Monday, Jan. 05, 1959
The Captive Press
The five men who publish the monthly Menard (Ill.) Time are serving a total of 130 years for felonies ranging from statutory rape to murder. Each workday, in the interests of some 2,350 convict readers, they troop in prison dungarees to the Menard Time* office to practice journalism behind the walls of the Menard branch of the Illinois State Penitentiary. Menard's Editor David R. Saunders has had job offers from several newspapers and a wire service. But it will be a while before he goes to press for pay: he has 32 years yet to serve on a 40-year stretch for murder.
Menard prison's eight-page, tabloid-size monthly newspaper is one of the best of some 200 publications produced by and for convicts.

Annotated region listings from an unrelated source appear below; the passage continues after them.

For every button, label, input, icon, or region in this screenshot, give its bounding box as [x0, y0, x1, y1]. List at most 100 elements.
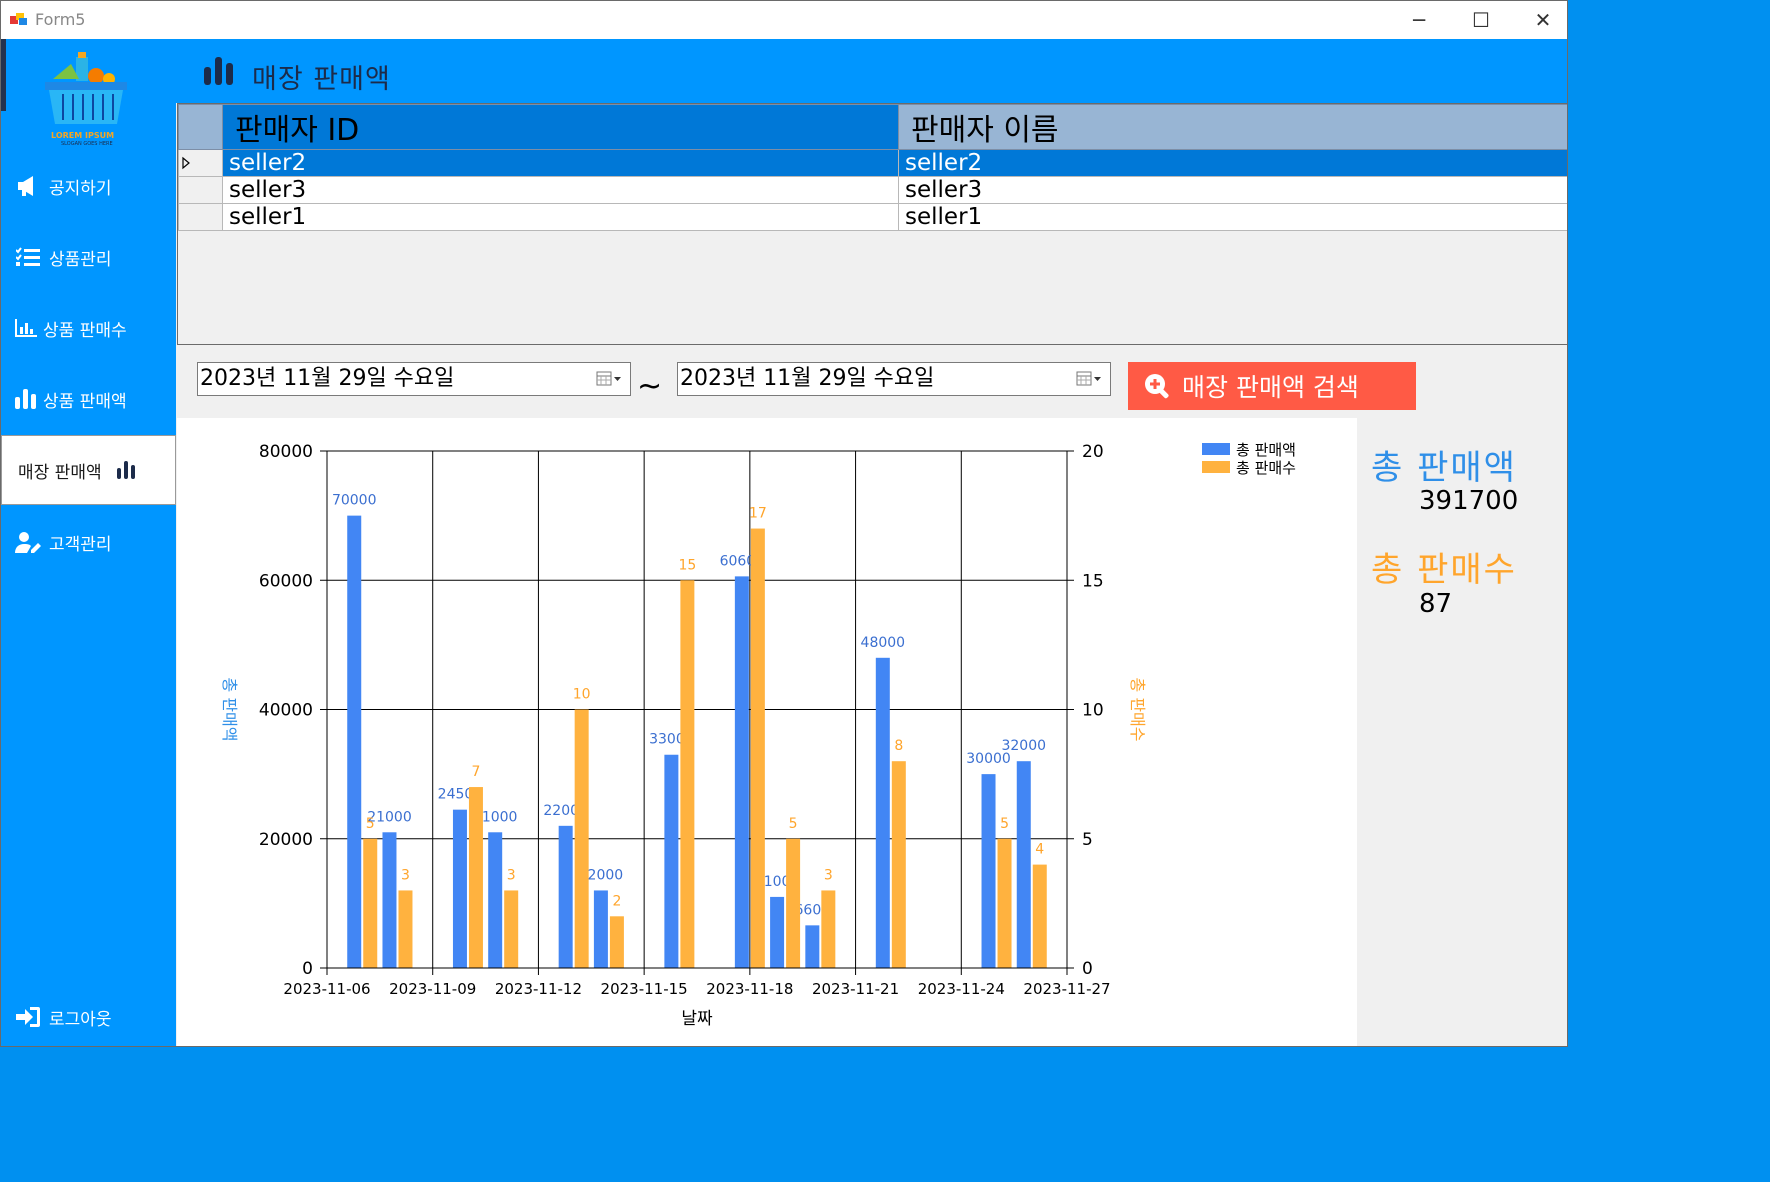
- calendar-dropdown-icon[interactable]: [1076, 371, 1102, 387]
- search-plus-icon: [1145, 374, 1169, 399]
- nav-product-count[interactable]: 상품 판매수: [1, 293, 176, 363]
- data-label-total-sales: 70000: [332, 493, 377, 509]
- bar-total-sales: [452, 809, 467, 968]
- bar-total-count: [680, 580, 695, 968]
- nav-customers[interactable]: 고객관리: [1, 507, 176, 577]
- page-header: 매장 판매액: [176, 39, 1567, 103]
- total-count-value: 87: [1419, 589, 1453, 619]
- minimize-button[interactable]: ─: [1388, 1, 1450, 39]
- data-label-total-sales: 30000: [966, 751, 1011, 767]
- close-button[interactable]: ✕: [1512, 1, 1567, 39]
- bar-total-sales: [1016, 761, 1031, 968]
- nav-store-sales[interactable]: 매장 판매액: [1, 435, 176, 505]
- x-tick-label: 2023-11-18: [706, 980, 793, 998]
- bar-total-count: [997, 838, 1012, 968]
- line-chart-icon: [13, 315, 39, 341]
- data-label-total-count: 5: [789, 816, 798, 832]
- seller-grid[interactable]: 판매자 ID 판매자 이름 seller2 seller2 seller3 se…: [177, 103, 1567, 345]
- page-title: 매장 판매액: [252, 64, 391, 95]
- bar-total-sales: [734, 576, 749, 968]
- bar-total-count: [821, 890, 836, 968]
- data-label-total-count: 2: [612, 893, 621, 909]
- table-row[interactable]: seller2 seller2: [178, 149, 1567, 177]
- data-label-total-sales: 6600: [795, 902, 831, 918]
- search-button-label: 매장 판매액 검색: [1182, 373, 1359, 402]
- grid-header-row: 판매자 ID 판매자 이름: [178, 104, 1567, 150]
- cell-seller-id[interactable]: seller2: [222, 149, 899, 177]
- sidebar-accent: [1, 39, 6, 111]
- bar-total-count: [574, 709, 589, 968]
- column-header-seller-id[interactable]: 판매자 ID: [222, 104, 899, 150]
- legend-swatch: [1202, 443, 1230, 455]
- start-date-picker[interactable]: 2023년 11월 29일 수요일: [197, 362, 631, 396]
- data-label-total-count: 4: [1035, 842, 1044, 858]
- cell-seller-name[interactable]: seller3: [898, 176, 1567, 204]
- bar-total-sales: [664, 754, 679, 968]
- y2-tick-label: 15: [1082, 571, 1104, 591]
- data-label-total-count: 15: [678, 557, 696, 573]
- table-row[interactable]: seller3 seller3: [178, 176, 1567, 204]
- x-tick-label: 2023-11-15: [601, 980, 688, 998]
- data-label-total-sales: 48000: [861, 635, 906, 651]
- y-axis-title: 총 판매액: [220, 678, 239, 742]
- legend-label: 총 판매액: [1236, 441, 1296, 459]
- store-sales-search-button[interactable]: 매장 판매액 검색: [1128, 362, 1416, 410]
- cell-seller-name[interactable]: seller2: [898, 149, 1567, 177]
- row-header[interactable]: [178, 149, 223, 177]
- end-date-picker[interactable]: 2023년 11월 29일 수요일: [677, 362, 1111, 396]
- bar-total-count: [1032, 864, 1047, 968]
- nav-product-sales-label: 상품 판매액: [43, 391, 127, 412]
- y-tick-label: 20000: [259, 830, 313, 850]
- x-tick-label: 2023-11-09: [389, 980, 476, 998]
- nav-customers-label: 고객관리: [49, 534, 112, 555]
- bar-chart-icon: [204, 57, 233, 85]
- data-label-total-sales: 32000: [1001, 738, 1046, 754]
- nav-logout-label: 로그아웃: [49, 1009, 112, 1030]
- window-title: Form5: [35, 10, 86, 29]
- bar-total-count: [609, 916, 624, 968]
- bar-total-sales: [770, 896, 785, 968]
- x-tick-label: 2023-11-21: [812, 980, 899, 998]
- logo-text: LOREM IPSUM: [51, 131, 115, 140]
- nav-notice-label: 공지하기: [49, 178, 112, 199]
- nav-product-sales[interactable]: 상품 판매액: [1, 364, 176, 434]
- column-header-seller-name[interactable]: 판매자 이름: [898, 104, 1567, 150]
- app-window: Form5 ─ ☐ ✕ LOREM IPSUM SLOG: [0, 0, 1568, 1047]
- grid-corner-cell: [178, 104, 223, 150]
- data-label-total-count: 3: [401, 867, 410, 883]
- nav-notice[interactable]: 공지하기: [1, 151, 176, 221]
- x-tick-label: 2023-11-06: [283, 980, 370, 998]
- bar-total-count: [363, 838, 378, 968]
- data-label-total-sales: 21000: [367, 809, 412, 825]
- cell-seller-id[interactable]: seller3: [222, 176, 899, 204]
- close-icon: ✕: [1534, 8, 1552, 32]
- nav-logout[interactable]: 로그아웃: [1, 982, 176, 1046]
- data-label-total-count: 7: [471, 764, 480, 780]
- bar-total-sales: [558, 825, 573, 968]
- bar-total-count: [504, 890, 519, 968]
- title-bar: Form5 ─ ☐ ✕: [1, 1, 1567, 39]
- nav-products[interactable]: 상품관리: [1, 222, 176, 292]
- row-header[interactable]: [178, 176, 223, 204]
- maximize-button[interactable]: ☐: [1450, 1, 1512, 39]
- logout-icon: [15, 1004, 41, 1030]
- data-label-total-count: 5: [366, 816, 375, 832]
- cell-seller-id[interactable]: seller1: [222, 203, 899, 231]
- stats-panel: 총 판매액 391700 총 판매수 87: [1357, 418, 1567, 1046]
- basket-logo-icon: [45, 52, 127, 124]
- search-bar: 2023년 11월 29일 수요일 ~ 2023년 11월 29일 수요일 매장…: [177, 345, 1567, 418]
- bar-chart-icon: [114, 457, 140, 483]
- table-row[interactable]: seller1 seller1: [178, 203, 1567, 231]
- cell-seller-name[interactable]: seller1: [898, 203, 1567, 231]
- y-tick-label: 60000: [259, 571, 313, 591]
- bar-total-sales: [805, 925, 820, 968]
- bar-total-count: [398, 890, 413, 968]
- y-tick-label: 40000: [259, 701, 313, 721]
- calendar-dropdown-icon[interactable]: [596, 371, 622, 387]
- row-header[interactable]: [178, 203, 223, 231]
- y-tick-label: 0: [302, 959, 313, 979]
- data-label-total-sales: 12000: [579, 867, 624, 883]
- bar-total-sales: [488, 832, 503, 968]
- y2-tick-label: 20: [1082, 442, 1104, 462]
- data-label-total-count: 3: [824, 867, 833, 883]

As a whole, they make for one of the more captivating aspects of the nation's press. They vary widely in style, from muddy mimeographs to a glossy, three-color quarterly, like the Atlantian at the U.S. penitentiary in Atlanta. Their circulation can be impressive: the biweekly press run of the San Quentin News is 10,000 copies, 1,481 of which go by mail to paid subscribers, including Actor Jack Palance and Society Columnist Cobina Wright (no alumni). Inside the walls they are consumed with the avidity of men who have nothing but time on their hands. "The Atlantian must be well received," says Associate Warden Virgil Breland at Atlanta. "We don't find the commodes jammed up with torn copies."
Editor at Large. The prison press must publish under conditions that would ulcerate an editor on the outside. Personnel turnover can be high or low, but it is never stable; for one issue the Utah State Prison's Pointer News had an "Editor at Large" on the masthead after its editor in chief resigned suddenly by escaping prison. Cell-block correspondents are notoriously jealous authors, who quit in pique at the slightest editing of their copy. The
Island Lantern, monthly magazine of the U.S. penitentiary at McNeil Island, Wash., was once a week late because of heavy fog: staffers were denied access to a remote warehouse where cover stock was cut. On the Observer, biweekly paper at the California State Prison at Folsom, reporters must be checked through as many as four inside gates in chase of a story. San Quentin's News has not etched its own engravings in years--not since some handsome counterfeit currency was traced to the prison print shop.
To some degree, all prison publications are censored. Newsmen at Folsom are ruled by instructions to show "mercy and kindliness" in print, "beware of seekers of free publicity," and avoid prison idiom, e.g., "isolation area" instead of "the hole." But the Angolite at the Louisiana State Penitentiary has published a cell-block correspondent's story griping about the chow. And the Menard Time recently printed a convict's poem to prison guards which began: "The screw stomps in on big flat feet."
Willing Wardens. Convict journalists* have responded to the qualified freedom they enjoy by turning out respectable papers and--in increasing numbers--respectable workmen. After spending 33 of his first 45 years behind bars, Morris Rudensky, alumnus of several prison periodicals, is a successful copywriter for Brown & Bigelow, a big and successful advertising-specialities firm in St. Paul, whose president also served prison time years ago. A former editor of the San Quentin News now operates three weeklies in Northern California.
Such rehabilitation is a major aim of the prison press--and most wardens are all for it. Says Menard's Warden Ross V. Randolph: "The prison publication is a morale builder, a source of enlightenment, and a medium to educate the public--on the fact that prisoners are people." For such a purpose, the wardens are inclined to suffer occasional lapses in ethical journalism--such as convicts who send messages to their lady friends outside under the guise of news items.
* Named not for TIME but for what the prisoners are spending behind Menard's walls.
* Most famed of convict journalists was the old New York Evening World's talented, sadistic City Editor Charles E. Chapin, sent to Sing Sing in 1919 for the murder of his wife. As editor of the Sing Sing Bulletin, Chapin drove his convict staffers as hard as he had the worldmen, ended up tending the prison flower garden after authorities, unappreciative of Chapin's aggressive editing, suspended publication.